Rolls-Royce aero engine maintenance shop visits will triple in the next 15 years as the company’s installed engine count more than doubles, it said at a media briefing on March 27.
Rolls-Royce is expanding its range of maintenance services and is targeting engine availability, engine efficiency and asset management alongside its core maintenance and customer support activities. It expects its installed engine base to rise from 3,492 in 2015 to 7,300 in 2025.
Part of the services evolution focuses on data, and to that end, Rolls-Royce is partnering with Microsoft to develop an “intelligent engine” where design, manufacturing, fleet and operations data are collected and analyzed to provide enhanced aftermarket services.
Tom Palmer, senior vice president, services, civil aerospace, says the company’s services were moving on from an era where small packets of data were sent for condition monitoring. “We need far more data to optimize fuel efficiency, avert risk and improve maintenance. We need terabytes of data to understand weather conditions, airport infrastructure, how aircraft are taxiing in and turnaround times--and how all these factors affect the engine,” says Palmer. The intelligent engine interacts with the entire support ecosystem.
The use of Rolls-Royce digital technology was enabling a European carrier to save $810,000 a year in fuel costs, the company claims. This included a scheme to improve the efficiency of taxiing across the airport on landing by using one engine.
As well as giants such as Microsoft, Rolls-Royce is looking for technology partnerships with start-up companies to deliver enhanced services. “By the early 2020s, half the world’s fleet will be Rolls-Royce powered, which is a remarkable place to be, when you consider where we were 30 years ago,” says Palmer. “Innovation in services has been a large component of the success we have had in the marketplace.”
All current Trent Total Care customers reselected this package on new fleets, according to the engine OEM. Total Care Flex, a package aimed at maximizing the use of mature engines, was becoming a popular choice for older Trent engines. Some Trent 700 and 800 engines are coming to the end of the product lifecycle, but the average age of the whole Trent family is getting younger.

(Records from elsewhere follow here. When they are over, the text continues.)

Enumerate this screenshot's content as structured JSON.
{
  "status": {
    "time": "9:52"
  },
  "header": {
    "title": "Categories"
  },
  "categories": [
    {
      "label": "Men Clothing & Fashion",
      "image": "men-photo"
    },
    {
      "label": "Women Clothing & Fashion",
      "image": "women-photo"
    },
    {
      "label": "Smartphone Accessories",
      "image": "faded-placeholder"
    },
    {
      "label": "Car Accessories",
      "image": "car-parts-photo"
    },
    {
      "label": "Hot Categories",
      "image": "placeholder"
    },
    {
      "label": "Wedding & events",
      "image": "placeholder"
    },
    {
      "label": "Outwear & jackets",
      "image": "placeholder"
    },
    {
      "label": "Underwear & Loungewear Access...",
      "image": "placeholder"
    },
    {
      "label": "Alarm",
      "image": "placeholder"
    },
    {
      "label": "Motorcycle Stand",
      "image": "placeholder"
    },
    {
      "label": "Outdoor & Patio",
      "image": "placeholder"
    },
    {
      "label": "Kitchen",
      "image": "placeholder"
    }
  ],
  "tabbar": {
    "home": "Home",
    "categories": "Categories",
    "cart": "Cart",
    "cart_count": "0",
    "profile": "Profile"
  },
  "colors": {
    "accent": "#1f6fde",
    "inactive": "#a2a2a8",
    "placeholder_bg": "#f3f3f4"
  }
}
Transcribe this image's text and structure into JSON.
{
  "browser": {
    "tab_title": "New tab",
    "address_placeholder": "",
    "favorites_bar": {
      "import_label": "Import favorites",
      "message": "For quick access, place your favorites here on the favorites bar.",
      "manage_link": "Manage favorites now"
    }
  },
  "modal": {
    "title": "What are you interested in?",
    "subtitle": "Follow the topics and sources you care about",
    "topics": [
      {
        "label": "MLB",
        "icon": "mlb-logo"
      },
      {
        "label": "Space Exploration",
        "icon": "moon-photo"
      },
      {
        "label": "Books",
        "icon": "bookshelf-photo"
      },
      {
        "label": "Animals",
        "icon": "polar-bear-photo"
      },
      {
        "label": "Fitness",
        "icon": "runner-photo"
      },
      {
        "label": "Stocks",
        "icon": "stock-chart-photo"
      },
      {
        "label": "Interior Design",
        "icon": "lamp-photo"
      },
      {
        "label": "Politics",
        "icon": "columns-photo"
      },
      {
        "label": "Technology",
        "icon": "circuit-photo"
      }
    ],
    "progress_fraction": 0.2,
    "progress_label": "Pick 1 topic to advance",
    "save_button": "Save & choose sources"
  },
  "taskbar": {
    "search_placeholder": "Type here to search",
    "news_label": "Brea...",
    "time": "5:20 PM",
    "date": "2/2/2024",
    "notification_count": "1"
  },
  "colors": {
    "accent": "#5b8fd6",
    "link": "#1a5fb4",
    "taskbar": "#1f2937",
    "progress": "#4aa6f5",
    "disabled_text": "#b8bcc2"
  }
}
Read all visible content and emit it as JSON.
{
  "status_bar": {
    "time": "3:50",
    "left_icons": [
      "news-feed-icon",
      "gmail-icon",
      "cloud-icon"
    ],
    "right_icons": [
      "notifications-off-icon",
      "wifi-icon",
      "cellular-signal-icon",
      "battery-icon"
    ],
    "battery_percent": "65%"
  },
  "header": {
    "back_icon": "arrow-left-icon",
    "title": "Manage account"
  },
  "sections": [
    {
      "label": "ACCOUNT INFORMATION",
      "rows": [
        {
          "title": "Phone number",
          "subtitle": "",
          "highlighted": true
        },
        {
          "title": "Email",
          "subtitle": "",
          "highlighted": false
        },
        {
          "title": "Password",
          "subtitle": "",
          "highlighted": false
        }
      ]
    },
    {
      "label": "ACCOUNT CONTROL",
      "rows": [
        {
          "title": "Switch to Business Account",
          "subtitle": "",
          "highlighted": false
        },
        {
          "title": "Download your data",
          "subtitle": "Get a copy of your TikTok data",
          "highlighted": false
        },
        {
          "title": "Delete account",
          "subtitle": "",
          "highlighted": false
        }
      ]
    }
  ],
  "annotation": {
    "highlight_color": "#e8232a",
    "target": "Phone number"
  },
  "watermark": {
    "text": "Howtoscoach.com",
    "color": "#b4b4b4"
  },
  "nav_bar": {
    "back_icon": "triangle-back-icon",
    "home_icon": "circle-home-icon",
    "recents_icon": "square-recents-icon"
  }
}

Traditional maintenance programs such as Foundation Services, where more of the maintenance risk is borne by the carrier, were popular with engines at a later stage in the lifecycle, when airlines had more experience of their operation.
“Total Care offers the highest risk transfer, which is exactly what our customers are looking for in the first stages of operation,” said Richard Goodhead, senior vice president, marketing, Rolls-Royce civil aerospace. Ninety-percent of the Trent fleet are being maintained under Rolls-Royce’s “power by the hour” Total Care maintenance package, says the company, but other support packages are becoming attractive to airlines as engines draw closer to the end of their lives.